I'm with Bob on this, time to quit talking and get to planing -- would have been long since completed. 1/8" is not that much and you stand to make things much worse if you cut and reglue. I just made a maple tabletop that I hand planed to flat after the final glue up (machine planed the two laminated halves, then glued them together). Wasn't as large as yours, but your's is manageable. I suggest the router sled flattening or hand plane, but would advise against cutting and regluing.

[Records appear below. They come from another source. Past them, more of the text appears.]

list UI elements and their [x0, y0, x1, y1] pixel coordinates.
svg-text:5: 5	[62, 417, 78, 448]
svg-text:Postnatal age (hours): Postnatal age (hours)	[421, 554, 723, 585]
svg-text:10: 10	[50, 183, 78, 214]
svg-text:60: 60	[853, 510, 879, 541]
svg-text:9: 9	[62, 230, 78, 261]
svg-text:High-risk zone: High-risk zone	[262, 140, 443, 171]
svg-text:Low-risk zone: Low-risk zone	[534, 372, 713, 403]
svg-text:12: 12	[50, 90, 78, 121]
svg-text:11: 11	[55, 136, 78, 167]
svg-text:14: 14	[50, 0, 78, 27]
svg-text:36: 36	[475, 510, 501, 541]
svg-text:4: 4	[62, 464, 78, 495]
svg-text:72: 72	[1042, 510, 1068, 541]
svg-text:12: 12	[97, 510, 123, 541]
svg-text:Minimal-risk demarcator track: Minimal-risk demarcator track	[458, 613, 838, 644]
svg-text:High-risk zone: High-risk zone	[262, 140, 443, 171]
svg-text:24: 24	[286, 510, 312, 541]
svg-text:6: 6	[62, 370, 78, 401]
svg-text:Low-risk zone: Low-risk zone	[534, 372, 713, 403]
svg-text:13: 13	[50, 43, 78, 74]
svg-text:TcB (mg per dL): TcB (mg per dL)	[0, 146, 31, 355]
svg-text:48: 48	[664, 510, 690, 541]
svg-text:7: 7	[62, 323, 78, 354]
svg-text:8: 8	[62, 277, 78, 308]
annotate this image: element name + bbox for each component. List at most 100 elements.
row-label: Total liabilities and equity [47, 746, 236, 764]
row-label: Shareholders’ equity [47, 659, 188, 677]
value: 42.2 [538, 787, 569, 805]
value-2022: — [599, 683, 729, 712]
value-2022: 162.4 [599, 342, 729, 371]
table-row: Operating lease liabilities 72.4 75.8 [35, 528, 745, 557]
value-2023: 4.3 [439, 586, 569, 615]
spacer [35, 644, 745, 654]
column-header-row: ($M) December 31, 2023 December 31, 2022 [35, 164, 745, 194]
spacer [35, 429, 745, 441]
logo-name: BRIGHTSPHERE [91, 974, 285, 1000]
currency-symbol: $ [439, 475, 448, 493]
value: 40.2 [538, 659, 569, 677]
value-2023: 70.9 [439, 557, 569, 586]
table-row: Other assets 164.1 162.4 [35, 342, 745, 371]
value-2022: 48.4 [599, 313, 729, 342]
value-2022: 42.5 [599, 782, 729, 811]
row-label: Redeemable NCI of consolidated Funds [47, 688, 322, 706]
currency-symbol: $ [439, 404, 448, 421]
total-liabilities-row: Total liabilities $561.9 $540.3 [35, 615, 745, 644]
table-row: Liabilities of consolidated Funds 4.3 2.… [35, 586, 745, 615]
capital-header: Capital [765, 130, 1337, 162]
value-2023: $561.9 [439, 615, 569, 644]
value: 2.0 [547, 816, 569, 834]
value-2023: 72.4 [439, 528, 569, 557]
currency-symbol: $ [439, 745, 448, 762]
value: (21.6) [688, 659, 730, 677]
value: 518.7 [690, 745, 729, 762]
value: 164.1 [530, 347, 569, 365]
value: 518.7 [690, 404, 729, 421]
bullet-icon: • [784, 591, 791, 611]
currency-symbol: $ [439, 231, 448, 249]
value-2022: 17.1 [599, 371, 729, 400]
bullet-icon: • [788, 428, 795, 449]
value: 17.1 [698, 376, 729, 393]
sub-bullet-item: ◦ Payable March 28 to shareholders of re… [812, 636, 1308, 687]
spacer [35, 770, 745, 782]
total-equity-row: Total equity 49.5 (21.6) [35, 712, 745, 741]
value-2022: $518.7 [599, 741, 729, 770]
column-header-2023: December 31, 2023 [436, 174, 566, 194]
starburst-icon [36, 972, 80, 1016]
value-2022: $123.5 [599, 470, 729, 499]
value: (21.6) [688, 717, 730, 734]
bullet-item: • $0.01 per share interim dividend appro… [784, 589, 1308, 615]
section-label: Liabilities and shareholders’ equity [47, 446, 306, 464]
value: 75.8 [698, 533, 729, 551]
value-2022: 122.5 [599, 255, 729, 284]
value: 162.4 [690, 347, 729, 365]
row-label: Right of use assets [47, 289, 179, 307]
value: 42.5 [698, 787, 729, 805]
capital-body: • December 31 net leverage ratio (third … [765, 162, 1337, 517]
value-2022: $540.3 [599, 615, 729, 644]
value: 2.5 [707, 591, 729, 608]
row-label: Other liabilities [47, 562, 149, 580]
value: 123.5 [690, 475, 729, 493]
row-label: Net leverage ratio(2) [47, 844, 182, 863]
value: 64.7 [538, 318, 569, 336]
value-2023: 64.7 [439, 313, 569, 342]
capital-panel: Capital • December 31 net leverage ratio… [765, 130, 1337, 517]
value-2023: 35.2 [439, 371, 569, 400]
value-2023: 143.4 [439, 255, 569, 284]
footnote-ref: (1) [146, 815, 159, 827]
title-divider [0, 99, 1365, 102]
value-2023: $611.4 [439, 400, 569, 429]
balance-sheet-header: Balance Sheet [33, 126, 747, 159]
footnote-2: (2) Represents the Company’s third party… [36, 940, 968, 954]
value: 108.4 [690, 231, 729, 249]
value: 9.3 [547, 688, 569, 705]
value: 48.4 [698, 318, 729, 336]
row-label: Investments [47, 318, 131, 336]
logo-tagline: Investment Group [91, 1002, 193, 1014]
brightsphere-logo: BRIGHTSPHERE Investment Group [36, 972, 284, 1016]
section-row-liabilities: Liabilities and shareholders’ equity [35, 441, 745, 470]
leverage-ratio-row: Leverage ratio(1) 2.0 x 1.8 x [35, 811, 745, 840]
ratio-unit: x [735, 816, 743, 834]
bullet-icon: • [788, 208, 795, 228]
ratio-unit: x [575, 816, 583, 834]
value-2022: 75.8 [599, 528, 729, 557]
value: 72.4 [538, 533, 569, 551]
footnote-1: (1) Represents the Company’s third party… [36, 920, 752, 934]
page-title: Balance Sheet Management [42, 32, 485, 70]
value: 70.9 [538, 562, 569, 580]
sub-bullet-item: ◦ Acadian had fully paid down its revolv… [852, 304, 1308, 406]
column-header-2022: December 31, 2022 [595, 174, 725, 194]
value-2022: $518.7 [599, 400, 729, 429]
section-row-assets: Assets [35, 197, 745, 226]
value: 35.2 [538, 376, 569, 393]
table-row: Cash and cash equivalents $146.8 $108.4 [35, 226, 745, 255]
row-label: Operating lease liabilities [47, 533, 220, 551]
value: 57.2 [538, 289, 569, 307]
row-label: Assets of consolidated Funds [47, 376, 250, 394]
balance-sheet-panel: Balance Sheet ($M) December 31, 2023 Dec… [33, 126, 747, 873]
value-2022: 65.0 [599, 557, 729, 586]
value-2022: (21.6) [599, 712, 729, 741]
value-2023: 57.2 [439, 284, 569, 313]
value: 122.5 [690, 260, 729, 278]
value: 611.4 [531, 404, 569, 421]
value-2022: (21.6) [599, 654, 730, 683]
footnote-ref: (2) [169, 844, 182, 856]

Just my thoughts.Woody
Bob, I sort of agree, but from previous experience of making this type of mistake I find the need to stick to the original plan is reinforced by the need to fix a silly mistake and the thought of losing 1/8th or more in thickness would be irking.(Some sort of psychology ).Also, I bet the "discrepancy" is more than 1/8th (;)
Ofcourse the type of equipment on hand also factors in- with some space and the availability of a table with wheels at suitable height for the table saw plus a nice long jointer things are easier. Without that I still would be looking to router, straight edge and long bit .
Philip Marcou
Why go through all that? Just make up a router sled and use a 1” mortise bit. I flattened mine in about 3 hours and that included making the jig. Nothing to cut up and re-glue, just 1/8” worth of sawdust to clean up.